Description
Anai, a graduate accountant entering a Japanese trading firm, is portrayed as a Japanese badger with peach fur, light brown facial stripes, and gray eyes. His professional attire—a white shirt, blue tie, gray pants, and brown dress shoes—contrasts his volatile workplace demeanor. Though initially eager to please, his enthusiasm conceals profound insecurity and paranoia, triggering extreme responses to criticism. He compulsively documents interactions, sends threatening emails, and avoids verbal communication to shield himself from perceived threats.

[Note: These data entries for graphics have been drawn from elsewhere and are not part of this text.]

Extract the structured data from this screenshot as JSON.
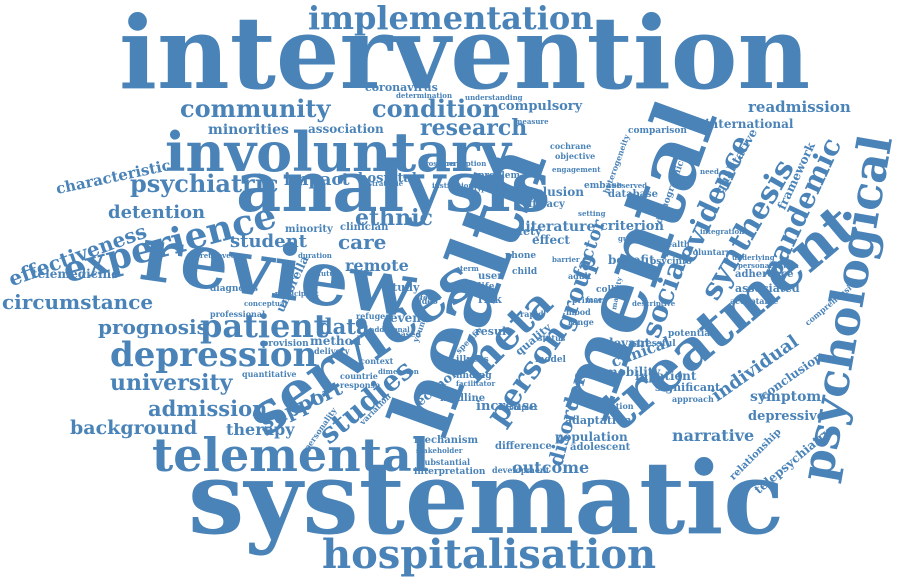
{
  "colors": {
    "text": "#4a83b8",
    "background": "#ffffff"
  },
  "words": [
    "intervention",
    "systematic",
    "mental",
    "health",
    "review",
    "analysis",
    "treatment",
    "services",
    "involuntary",
    "psychological",
    "telemental",
    "hospitalisation",
    "implementation",
    "experience",
    "depression",
    "patient",
    "studies",
    "meta",
    "person",
    "pandemic",
    "synthesis",
    "evidence",
    "social",
    "community",
    "condition",
    "research",
    "university",
    "admission",
    "background",
    "circumstance",
    "effectiveness",
    "psychiatric",
    "characteristic",
    "detention",
    "student",
    "prognosis",
    "data",
    "support",
    "therapy",
    "outcome",
    "disorder",
    "narrative",
    "individual",
    "symptom",
    "depressive",
    "conclusion",
    "clinical",
    "readmission",
    "international",
    "framework",
    "qualitative",
    "care",
    "ethnic",
    "remote",
    "impact",
    "hospital",
    "minorities",
    "association",
    "coronavirus",
    "compulsory",
    "telemedicine",
    "umbrella",
    "group",
    "factor",
    "relevant",
    "population",
    "increase",
    "mobility",
    "inpatient",
    "significant",
    "telepsychiatry",
    "relationship",
    "associated",
    "adherence",
    "criterion",
    "literature",
    "benefit",
    "database",
    "inclusion",
    "efficacy",
    "effect",
    "safety",
    "quality",
    "risk",
    "result",
    "event",
    "method",
    "study",
    "adaptation",
    "adolescent",
    "difference",
    "mechanism",
    "interpretation",
    "development",
    "medline",
    "economic",
    "college",
    "stressful",
    "potential",
    "approach",
    "adoption",
    "psycinfo",
    "comparison",
    "cochrane",
    "objective",
    "demographic",
    "heterogeneity",
    "personalisation",
    "comprehensive",
    "acceptable",
    "underlying",
    "voluntary",
    "ehealth",
    "user",
    "child",
    "adult",
    "illness",
    "finding",
    "model",
    "range",
    "mood",
    "status",
    "embase",
    "observed",
    "problem",
    "typology",
    "measure",
    "understanding",
    "determination",
    "clinician",
    "minority",
    "diagnosis",
    "professional",
    "provision",
    "quantitative",
    "personality",
    "conceptual",
    "young",
    "specific",
    "phone",
    "primary",
    "refugee",
    "video",
    "life",
    "rapid",
    "based",
    "context",
    "countrie",
    "response",
    "delivery",
    "variation",
    "dimension",
    "substantial",
    "stakeholder",
    "complex",
    "facilitator",
    "prospero",
    "guidance",
    "strategie",
    "perception",
    "participant",
    "engagement",
    "integration",
    "setting",
    "majority",
    "barrier",
    "descriptive",
    "institutional",
    "additional",
    "focus",
    "term",
    "future",
    "face",
    "duration",
    "need",
    "retrieved",
    "search",
    "framework",
    "attitude"
  ]
}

Assigned to train him, Retsuko faces immediate hostility when Anai misinterprets her feedback as sabotage. Their strained dynamic escalates into harassment complaints and covert threats, exposing his fragility toward criticism and fear of workplace ostracization. Kabae, a maternal colleague, intervenes by redirecting his anxieties into culinary pursuits. His homemade meals at company events gradually soften his isolation, fostering tentative bonds with peers.

A pivotal shift occurs during a company festival: initially resistant to collaboration, Anai reluctantly showcases his cooking skills under Kabae’s encouragement, earning team recognition. This progress falters when Kabae’s temporary departure reignites his paranoia, culminating in legal threats against the company. Her return stabilizes him, emphasizing her crucial influence on his emotional equilibrium.

Beyond the office, Anai shares a quieter life with Hakumi, his girlfriend, who supports his ambition to publish a book. Their relationship reveals a vulnerable, affectionate side, starkly contrasting his professional defensiveness—a duality underscoring his struggle to align personal authenticity with corporate conformity.

In subsequent arcs, Anai transitions from antagonist to a background figure, though lingering tensions with Retsuko persist. The narrative parallels his passive-aggressive emails—a manifestation of male-coded rage—with Retsuko’s internalized frustration, critiquing gendered norms of emotional expression. His earlier harassment remains unaddressed, leaving his growth ambiguously unresolved.

Rooted in Japanese folklore’s trickster badgers—symbols of transformation—Anai’s erratic behavior mirrors the psychological toll of workplace pressures. His trajectory explores themes of mentorship, conformity, and the fragile negotiation of identity within rigid corporate structures.